Education is viewed in a higher light than perhaps any other social service in our country. If you listen to politicians, having a “well-educated” workforce is often at the top of their political agendas. If you listen to your parents (and hopefully you do) education is seen as the main way to achieve a well-paying job in the future. A Liberal Arts education, aside from all its intended benefits, is said to teach you how to think.
Additionally, we attribute our innovations, whether they be economic, scientific or cultural, to an increasingly post-secondary educated population. Education seems to be the cause of all success and in places where it is lacking, seen as the most effective instrument to bringing a country out of poverty and into the forefront of the world stage.
A United Nations report released last summer on developing countries from 1965 to 2010, for example, concluded that “nearly 60 million people could escape poverty if all adults had just two more years of schooling.” Our culture is extremely proficient at detailing the benefits of education, yet it downplays the value of what it restrains in human potential: the ego.
Unfortunately, too many high-ranking figures in public operations today don’t exercise a healthy amount of humility. The most prominent example of this, unsurprisingly, is President Trump, who is known for bragging about how good he is at everything, even stating that he was a “genius” earlier this year in a tweet. This self-esteem is problematic because it minimizes one’s ability to ask others for help. There is a reason true geniuses don’t brag about their intelligence — they can recognize their own ignorance.
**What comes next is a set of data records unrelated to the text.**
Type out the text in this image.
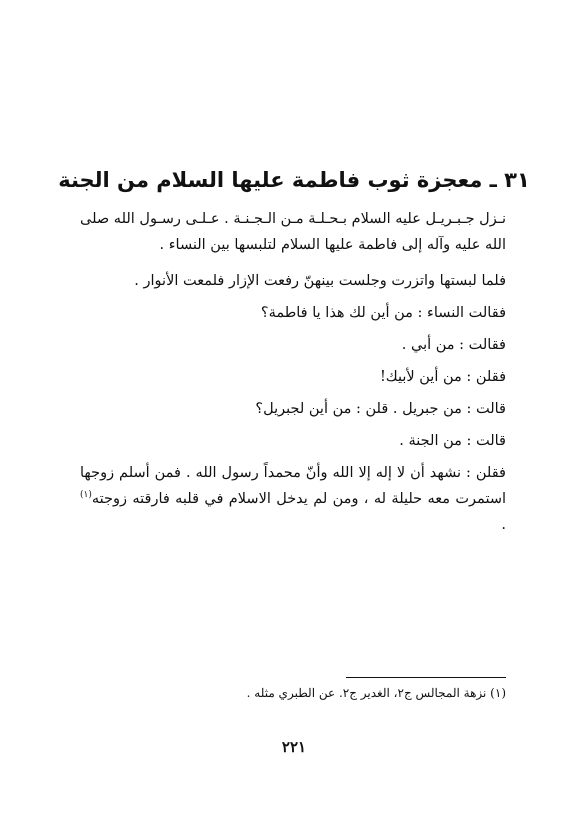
٣١ ـ معجزة ثوب فاطمة عليها السلام من الجنة

نـزل جـبـريـل عليه السلام بـحـلـة مـن الـجـنـة . عـلـى رسـول الله صلى الله عليه وآله إلى فاطمة عليها السلام لتلبسها بين النساء .

فلما لبستها واتزرت وجلست بينهنّ رفعت الإزار فلمعت الأنوار .

فقالت النساء : من أين لك هذا يا فاطمة؟

فقالت : من أبي .

فقلن : من أين لأبيك!

قالت : من جبريل . قلن : من أين لجبريل؟

قالت : من الجنة .

فقلن : نشهد أن لا إله إلا الله وأنّ محمداً رسول الله . فمن أسلم زوجها استمرت معه حليلة له ، ومن لم يدخل الاسلام في قلبه فارقته زوجته$^{(١)}$ .

(١) نزهة المجالس ج٢، الغدير ج٢. عن الطبري مثله .
٢٢١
When I graduated high school last spring, I felt on top of the world. I had confidence, ambition and maybe a little too much self-pride. This feeling is not inherently a bad one and likely desirable for an 18-year-old about to depart home for the first time. However, I was largely uninformed about what the future held for me.
As I started school at MSU, my worldview began to grow, along with my knowledge. Due to the Honors College curriculum, I learned about philosophy, injustice and ethics. My STEM classes taught me about Newton’s laws, Calculus theorems and material properties. But what I explicitly learned in the classroom wasn’t what was most valuable from my first semester. Instead, it was humility.
A quote from the great physicist Albert Einstein reads, “The more I learn, the more I realize how much I don’t know.” This quote precisely summarizes the great understated value of a true education. Education enables one to humble themselves because it inherently reveals more mysteries than it answers.
Consider, for example, learning that the earth is round instead of flat. Because such a fact may be unintuitive, it reveals to the naive individual a multitude of new questions that they couldn’t have fathomed prior to learning the original phenomena such as “How come people on the opposite side of the earth don’t fall off?” or “Why do we have seasons?” Education uncovers how little we know about our surroundings, thereby stopping our ego from getting the best of us.
Education is the cure to many outward problems. It has lead to a multitude of discoveries that have changed human history for the better. But don’t forget that it also has a role in revealing the true mysteries of human experience, not just providing us with practical answers. Proper schooling isn’t just a means to achieving a good job or learning how to properly think. It is also about revealing why even the best minds don’t have all the answers and why sometimes the correct response is to say, “I don’t know.”